Sunday, February 15, 2009

IRAQ: Unemployment bad and getting worse

As Iraq's security situation improves, its employment situation is lagging behind, according to a report compiled by the United Nations and other, non-governmental agencies. The just-released findings indicate that unemployment in Iraq is 18%, with an additional 10% of the labor force working part time but wanting to work more.

One of the most troubling pieces of the report concerns the percentage of young men out of work: 28% of those ages 15 to 29 are unemployed.

U.S. and Iraqi military and political officials have long warned that these are the people most vulnerable to recruitment by insurgent groups if they are left without income for too long.

Women also are disproportionately out of work. Only 17% have jobs, a low number compared to neighboring countries. In Iran, 42% of women are in the labor force; in Jordan, 29%; in Kuwait, 52%.

"Without a concerted effort to boost the private sector, most of the 450,000 new entrants into Iraq's labor force in 2009 will not find secure jobs," says the report, which warns of challenges to the country's economic and social recovery and its long-term stability.

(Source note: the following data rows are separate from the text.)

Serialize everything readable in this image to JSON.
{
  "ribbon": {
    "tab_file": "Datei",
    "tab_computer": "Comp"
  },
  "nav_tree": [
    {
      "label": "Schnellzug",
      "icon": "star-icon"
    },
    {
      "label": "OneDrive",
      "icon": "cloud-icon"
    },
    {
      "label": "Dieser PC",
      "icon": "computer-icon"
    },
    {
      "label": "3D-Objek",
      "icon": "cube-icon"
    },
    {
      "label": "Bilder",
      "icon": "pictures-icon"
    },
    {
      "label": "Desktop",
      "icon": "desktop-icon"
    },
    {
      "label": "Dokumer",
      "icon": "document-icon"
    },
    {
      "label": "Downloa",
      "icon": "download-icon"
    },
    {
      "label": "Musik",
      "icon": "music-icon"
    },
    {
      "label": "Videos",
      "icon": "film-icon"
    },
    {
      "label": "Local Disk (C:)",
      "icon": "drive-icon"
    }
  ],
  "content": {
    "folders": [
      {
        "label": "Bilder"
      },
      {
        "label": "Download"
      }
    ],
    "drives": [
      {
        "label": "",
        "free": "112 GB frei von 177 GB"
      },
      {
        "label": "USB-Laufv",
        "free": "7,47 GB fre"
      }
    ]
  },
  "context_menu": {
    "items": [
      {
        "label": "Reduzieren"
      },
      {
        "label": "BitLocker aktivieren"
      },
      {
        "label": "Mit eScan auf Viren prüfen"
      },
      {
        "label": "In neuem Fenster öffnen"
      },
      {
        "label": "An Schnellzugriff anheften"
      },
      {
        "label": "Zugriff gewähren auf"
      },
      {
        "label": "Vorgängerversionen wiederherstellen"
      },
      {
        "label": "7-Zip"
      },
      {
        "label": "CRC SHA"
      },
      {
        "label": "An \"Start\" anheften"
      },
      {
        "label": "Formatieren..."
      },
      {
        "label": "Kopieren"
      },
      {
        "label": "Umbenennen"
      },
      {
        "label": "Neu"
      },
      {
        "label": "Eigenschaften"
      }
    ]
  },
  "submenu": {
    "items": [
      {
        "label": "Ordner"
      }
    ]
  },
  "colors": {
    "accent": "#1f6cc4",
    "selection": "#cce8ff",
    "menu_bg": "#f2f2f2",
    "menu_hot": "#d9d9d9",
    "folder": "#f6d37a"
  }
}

Unemployment and under-employment have plagued Iraq since the U.S. invasion of March 2003, which toppled Saddam Hussein's dictatorship but also led to sectarian warfare and chaos that closed most businesses and uprooted millions of Iraqis. Reviving the economy was one of the goals of the so-called "surge," which sent tens of thousands of extra U.S. forces into Iraq to quell violence in 2007. The idea was that a more peaceful environment would encourage economic revival.

But many Iraqis say they can't get jobs with the Shiite-led government -- the country's biggest employer -- unless they are Shiites, friends with the right people, relatives of powerful government figures or aligned with the right political party. And most people are shunning the private sector because its wages and benefits are low by comparison, and because the Iraqi government's burgeoning bureacracy offers more opportunities, says Raad Omar, the head of the Iraqi-American Chamber of Commerce and Industry in Baghdad.

"We've lost people who've actually applied for jobs with the government. Even though they're stupid jobs and they want to do something creative, they feel it's better pay and they want a pension," said Omar. "The private sector is not that attractive to many Iraqis. It's fragmented, and the private companies by and large don't really take care of their human resources. The private sector is the only way to absorb the unemployed, but it has a lousy reputation."

According to the new report, the drop in oil prices -- oil accounts for 90% of Iraq's revenue -- makes sustaining the high public-sector workforce impossible. More than one-third of planned government expenditures for 2009 will go toward salaries, it said, noting that public-sector employment has doubled since 2005 and now accounts for nearly 60% of the full-time jobs in Iraq.